Conhecida pelos vinhos encorpados, região de Rioja se reinventa
Mais leves, eles mudaram para crescer
Por muito tempo, vinhos encorpados, com taninos mais robustos, maior teor alcoólico e, de preferência, longas passagens por barricas de madeira eram sinônimo de rótulos de qualidade. Outros, mais leves, eram menos cobiçados. A explicação para esse fenômeno está, em boa medida, na influência do crítico americano Robert Parker, hoje com 77 anos. O advogado que se transformou na maior referência em julgar a qualidade dos vinhos e projetar seu potencial de guarda era conhecido por dar notas altas para o perfil mais bojudo.
Preocupadas em receber boas pontuações, as vinícolas do mundo passaram a trabalhar com esse ideal em mente, priorizando o uso das barricas e a elaboração de uma bebida mais potente. Há, agora, um fascinante movimento contrário em curso. Os vinhos estão ficando mais leves, mais frescos e, portanto, com maior acidez. Existe menor necessidade de deixá-los guardados por anos em adegas e eles já chegam ao mercado prontos para ser abertos imediatamente. A mudança é tão notável que até regiões tradicionais, conhecidas pelo uso extensivo dos tonéis, como Rioja, na Espanha, estão de olho na tendência.
O exemplo espanhol é emblemático. A região, localizada no norte do país, ao redor do Rio Ebro, tem o maior parque de pipas de carvalho do mundo. São mais de 1,3 bilhão de unidades. Os vinhos são divididos de acordo com o período que passam nos barris. No caso dos tintos, acima dos genéricos, aqueles identificados como Crianza devem ter envelhecido durante dois anos, sendo doze meses em madeira. Entre os Reserva, são 36 meses, doze deles em barricas. No topo da pirâmide, os chamados Gran Reserva demoram cinco anos para chegar ao mercado, sendo no mínimo 24 meses em barris e outros 24 em garrafa. Desde 2017, no entanto, há outro sistema de classificação, que privilegia também a origem, com aqueles provenientes de um único vinhedo no topo do ranking.

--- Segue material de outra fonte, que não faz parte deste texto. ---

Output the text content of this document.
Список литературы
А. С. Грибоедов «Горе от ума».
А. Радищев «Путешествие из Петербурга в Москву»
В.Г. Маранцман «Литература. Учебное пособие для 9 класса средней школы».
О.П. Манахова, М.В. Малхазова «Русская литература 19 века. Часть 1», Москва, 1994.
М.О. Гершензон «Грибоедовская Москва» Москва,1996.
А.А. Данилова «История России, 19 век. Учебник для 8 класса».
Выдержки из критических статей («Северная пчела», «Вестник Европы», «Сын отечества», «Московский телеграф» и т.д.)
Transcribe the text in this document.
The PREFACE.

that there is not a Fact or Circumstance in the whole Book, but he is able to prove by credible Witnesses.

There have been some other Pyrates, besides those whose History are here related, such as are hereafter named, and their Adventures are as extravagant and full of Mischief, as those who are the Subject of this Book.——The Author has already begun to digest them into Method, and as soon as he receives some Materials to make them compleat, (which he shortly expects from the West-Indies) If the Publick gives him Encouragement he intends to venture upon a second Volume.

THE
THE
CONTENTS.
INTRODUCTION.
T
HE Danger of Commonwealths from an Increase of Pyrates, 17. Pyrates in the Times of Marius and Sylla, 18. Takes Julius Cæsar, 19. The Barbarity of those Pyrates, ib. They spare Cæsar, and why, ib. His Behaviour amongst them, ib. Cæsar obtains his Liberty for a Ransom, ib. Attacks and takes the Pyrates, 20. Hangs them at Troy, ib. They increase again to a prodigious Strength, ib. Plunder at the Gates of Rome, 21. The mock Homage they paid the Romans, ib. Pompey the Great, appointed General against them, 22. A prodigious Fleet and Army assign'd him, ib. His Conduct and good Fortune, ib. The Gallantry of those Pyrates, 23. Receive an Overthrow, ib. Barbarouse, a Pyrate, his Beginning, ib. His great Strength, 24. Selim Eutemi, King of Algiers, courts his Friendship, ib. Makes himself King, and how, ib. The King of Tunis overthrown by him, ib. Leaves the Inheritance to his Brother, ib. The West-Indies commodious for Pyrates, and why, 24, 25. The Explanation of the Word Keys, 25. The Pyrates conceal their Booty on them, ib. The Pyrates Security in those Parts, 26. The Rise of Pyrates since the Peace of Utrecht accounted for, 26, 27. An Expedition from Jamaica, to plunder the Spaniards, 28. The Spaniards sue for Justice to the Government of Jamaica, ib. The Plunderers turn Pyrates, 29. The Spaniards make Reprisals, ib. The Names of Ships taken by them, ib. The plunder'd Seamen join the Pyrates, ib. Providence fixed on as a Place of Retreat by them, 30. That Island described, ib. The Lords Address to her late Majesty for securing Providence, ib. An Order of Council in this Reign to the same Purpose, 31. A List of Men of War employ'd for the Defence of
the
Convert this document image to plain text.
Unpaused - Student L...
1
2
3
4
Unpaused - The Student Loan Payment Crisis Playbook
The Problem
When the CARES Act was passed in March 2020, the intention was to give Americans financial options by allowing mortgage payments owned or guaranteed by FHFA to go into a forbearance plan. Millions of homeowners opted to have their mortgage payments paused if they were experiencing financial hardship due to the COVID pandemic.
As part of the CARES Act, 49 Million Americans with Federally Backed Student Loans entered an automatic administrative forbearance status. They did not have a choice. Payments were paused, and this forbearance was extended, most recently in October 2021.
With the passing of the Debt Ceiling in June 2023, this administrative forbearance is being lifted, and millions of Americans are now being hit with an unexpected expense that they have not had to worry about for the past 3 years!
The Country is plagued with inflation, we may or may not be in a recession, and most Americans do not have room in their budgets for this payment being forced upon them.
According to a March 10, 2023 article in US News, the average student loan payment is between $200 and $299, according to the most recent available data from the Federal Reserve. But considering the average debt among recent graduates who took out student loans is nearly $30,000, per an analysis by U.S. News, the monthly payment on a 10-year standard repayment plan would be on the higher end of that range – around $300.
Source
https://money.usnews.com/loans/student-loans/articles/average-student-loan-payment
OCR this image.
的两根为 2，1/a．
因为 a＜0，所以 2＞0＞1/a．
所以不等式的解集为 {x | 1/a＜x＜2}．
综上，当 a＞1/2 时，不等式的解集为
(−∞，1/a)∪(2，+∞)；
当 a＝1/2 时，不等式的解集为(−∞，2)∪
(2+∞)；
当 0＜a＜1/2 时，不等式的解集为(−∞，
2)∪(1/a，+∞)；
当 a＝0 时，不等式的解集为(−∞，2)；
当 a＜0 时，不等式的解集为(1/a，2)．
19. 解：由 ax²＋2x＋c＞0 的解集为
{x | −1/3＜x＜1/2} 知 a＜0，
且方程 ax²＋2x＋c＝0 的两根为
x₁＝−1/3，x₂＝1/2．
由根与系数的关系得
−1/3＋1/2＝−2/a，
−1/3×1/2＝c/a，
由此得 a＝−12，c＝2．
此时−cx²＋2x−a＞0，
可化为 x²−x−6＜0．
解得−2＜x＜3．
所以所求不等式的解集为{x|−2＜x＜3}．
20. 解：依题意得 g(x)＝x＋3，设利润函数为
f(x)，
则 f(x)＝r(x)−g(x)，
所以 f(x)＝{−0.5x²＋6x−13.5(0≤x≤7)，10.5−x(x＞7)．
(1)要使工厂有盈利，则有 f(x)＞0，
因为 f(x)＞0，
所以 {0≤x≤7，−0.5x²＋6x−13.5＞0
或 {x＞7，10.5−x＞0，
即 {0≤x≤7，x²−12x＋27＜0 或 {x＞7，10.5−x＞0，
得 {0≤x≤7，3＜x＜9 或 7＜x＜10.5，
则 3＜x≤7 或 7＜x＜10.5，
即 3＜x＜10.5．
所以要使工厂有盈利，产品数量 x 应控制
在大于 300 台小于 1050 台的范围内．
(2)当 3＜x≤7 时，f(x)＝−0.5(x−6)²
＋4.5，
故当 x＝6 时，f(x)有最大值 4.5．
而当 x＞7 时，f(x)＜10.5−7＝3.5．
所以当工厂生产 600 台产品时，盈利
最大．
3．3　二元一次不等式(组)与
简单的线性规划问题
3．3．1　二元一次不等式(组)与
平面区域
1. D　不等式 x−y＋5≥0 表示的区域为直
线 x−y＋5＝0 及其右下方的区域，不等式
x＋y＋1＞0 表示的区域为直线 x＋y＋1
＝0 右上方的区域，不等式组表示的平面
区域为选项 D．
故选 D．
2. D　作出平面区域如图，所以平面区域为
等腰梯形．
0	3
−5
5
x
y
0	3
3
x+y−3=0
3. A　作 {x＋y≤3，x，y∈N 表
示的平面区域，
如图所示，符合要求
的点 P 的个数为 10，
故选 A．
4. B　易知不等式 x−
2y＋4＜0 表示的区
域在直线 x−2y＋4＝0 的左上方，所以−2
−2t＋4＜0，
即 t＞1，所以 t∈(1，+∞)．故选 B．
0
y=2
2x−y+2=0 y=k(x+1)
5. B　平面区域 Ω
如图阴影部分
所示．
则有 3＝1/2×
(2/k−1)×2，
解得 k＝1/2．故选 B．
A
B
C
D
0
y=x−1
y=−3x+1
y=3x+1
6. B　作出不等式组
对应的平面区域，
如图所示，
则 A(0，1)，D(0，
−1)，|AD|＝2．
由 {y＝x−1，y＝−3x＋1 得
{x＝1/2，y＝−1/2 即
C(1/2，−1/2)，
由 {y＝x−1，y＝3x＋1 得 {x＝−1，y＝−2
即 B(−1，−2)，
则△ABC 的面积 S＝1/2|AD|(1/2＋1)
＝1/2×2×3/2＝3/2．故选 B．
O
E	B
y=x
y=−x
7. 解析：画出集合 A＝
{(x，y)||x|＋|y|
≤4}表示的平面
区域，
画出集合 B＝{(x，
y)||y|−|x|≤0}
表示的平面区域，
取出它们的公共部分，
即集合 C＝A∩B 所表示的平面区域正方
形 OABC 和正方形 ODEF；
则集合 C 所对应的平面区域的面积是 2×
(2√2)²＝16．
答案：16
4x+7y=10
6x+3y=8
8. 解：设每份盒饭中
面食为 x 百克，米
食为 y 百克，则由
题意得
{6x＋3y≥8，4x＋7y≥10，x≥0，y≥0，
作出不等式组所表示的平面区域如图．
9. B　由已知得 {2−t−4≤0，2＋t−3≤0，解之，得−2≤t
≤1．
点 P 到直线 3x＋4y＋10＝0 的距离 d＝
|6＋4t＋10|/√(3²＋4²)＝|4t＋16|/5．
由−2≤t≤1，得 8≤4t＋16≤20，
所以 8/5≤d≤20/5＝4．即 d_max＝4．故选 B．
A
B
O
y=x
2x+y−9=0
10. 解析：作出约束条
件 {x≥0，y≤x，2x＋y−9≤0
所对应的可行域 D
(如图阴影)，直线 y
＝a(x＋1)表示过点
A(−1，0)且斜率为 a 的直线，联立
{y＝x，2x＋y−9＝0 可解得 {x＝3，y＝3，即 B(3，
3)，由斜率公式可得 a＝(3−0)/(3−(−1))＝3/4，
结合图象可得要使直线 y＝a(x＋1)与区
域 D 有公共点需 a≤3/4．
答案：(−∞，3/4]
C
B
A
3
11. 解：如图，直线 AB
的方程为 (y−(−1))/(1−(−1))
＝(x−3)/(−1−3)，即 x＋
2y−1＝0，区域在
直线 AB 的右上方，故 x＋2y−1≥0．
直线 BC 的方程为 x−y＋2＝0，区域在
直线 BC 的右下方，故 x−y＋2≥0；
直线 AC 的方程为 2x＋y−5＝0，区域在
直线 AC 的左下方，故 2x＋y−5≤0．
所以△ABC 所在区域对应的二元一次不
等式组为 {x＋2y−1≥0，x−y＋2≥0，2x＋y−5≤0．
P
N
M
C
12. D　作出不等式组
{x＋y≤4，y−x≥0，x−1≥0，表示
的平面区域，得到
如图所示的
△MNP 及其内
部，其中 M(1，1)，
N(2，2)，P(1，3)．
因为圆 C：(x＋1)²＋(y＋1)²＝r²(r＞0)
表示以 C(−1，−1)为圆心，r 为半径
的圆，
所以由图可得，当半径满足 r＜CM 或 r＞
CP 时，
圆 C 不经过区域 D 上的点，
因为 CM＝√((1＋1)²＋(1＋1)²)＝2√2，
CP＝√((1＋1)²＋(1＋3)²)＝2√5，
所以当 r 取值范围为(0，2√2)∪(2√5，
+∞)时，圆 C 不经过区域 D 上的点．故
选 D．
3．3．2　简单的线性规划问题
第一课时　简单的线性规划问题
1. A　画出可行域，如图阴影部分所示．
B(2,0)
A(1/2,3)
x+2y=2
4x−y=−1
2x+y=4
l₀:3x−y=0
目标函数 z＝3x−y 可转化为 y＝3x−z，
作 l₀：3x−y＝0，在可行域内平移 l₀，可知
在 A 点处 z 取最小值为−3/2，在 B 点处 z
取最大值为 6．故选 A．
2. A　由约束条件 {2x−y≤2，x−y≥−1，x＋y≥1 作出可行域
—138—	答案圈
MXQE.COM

Apesar das regras mais rígidas, há espaço para inovação, e é ela que alimenta a nova onda. Diego Magaña, referência da atual geração de enólogos, fez fama com seus vinhos elegantes, feitos na região de Bierzo, comparada à Borgonha, na França. Nos últimos anos, dedica-se também à marca Anza, seu projeto pessoal em Rioja. Lá, elabora vinhos mais delicados, de grande longevidade, e usa barricas usadas, que aportam menos aromas e sabores. Mesmo as vinícolas mais antigas olham para o futuro, embora tenham aprendido que já não basta vender apenas tradição. “Não queremos ser só mais uma”, afirma Juan Muga, responsável por cuidar das operações da Bodegas Muga. Mas seus vinhos, especialmente aqueles no topo da gama, têm um cuidado especial. É o caso de Prado Enea (leia mais no quadro), proveniente de vinhedos com mais de sessenta anos, e de Torre Muga. “Era um vinho muito ‘parkerizado’”, diz, brincando com o estilo imposto por Parker, “mas que hoje combina potência e elegância, mantendo a acidez, algo decisivo”. Os críticos e o público parecem ter aprovado as mudanças.
A transformação chegou também aos brancos, que por muito tempo ocuparam posição secundária em Rioja. Elaborados principalmente com a variedade local viúra, em geral também passam por barricas, embora por menos tempo, e tendem a ser estruturados e complexos. A virada: hoje os enólogos buscam a enorme diversidade de castas locais, como tempranillo blanco, verdejo e garnacha blanca, entre outras. A procura é tão grande que, em alguns casos, faltam garrafas para dar conta da demanda. O rótulo branco da Viña Tondonia, uma das marcas das Bodegas López de Heredia, chega em quantidades minúsculas ao Brasil e é disputadíssimo. Outros chegam em maior quantidade, mas a preços elevados, um reflexo da elaboração meticulosa e das altas notas recebidas pela crítica especializada. Para além da tradição, há muito o que descobrir entre os bons vinhos de Rioja, que mudaram, estão mais leves, para crescer.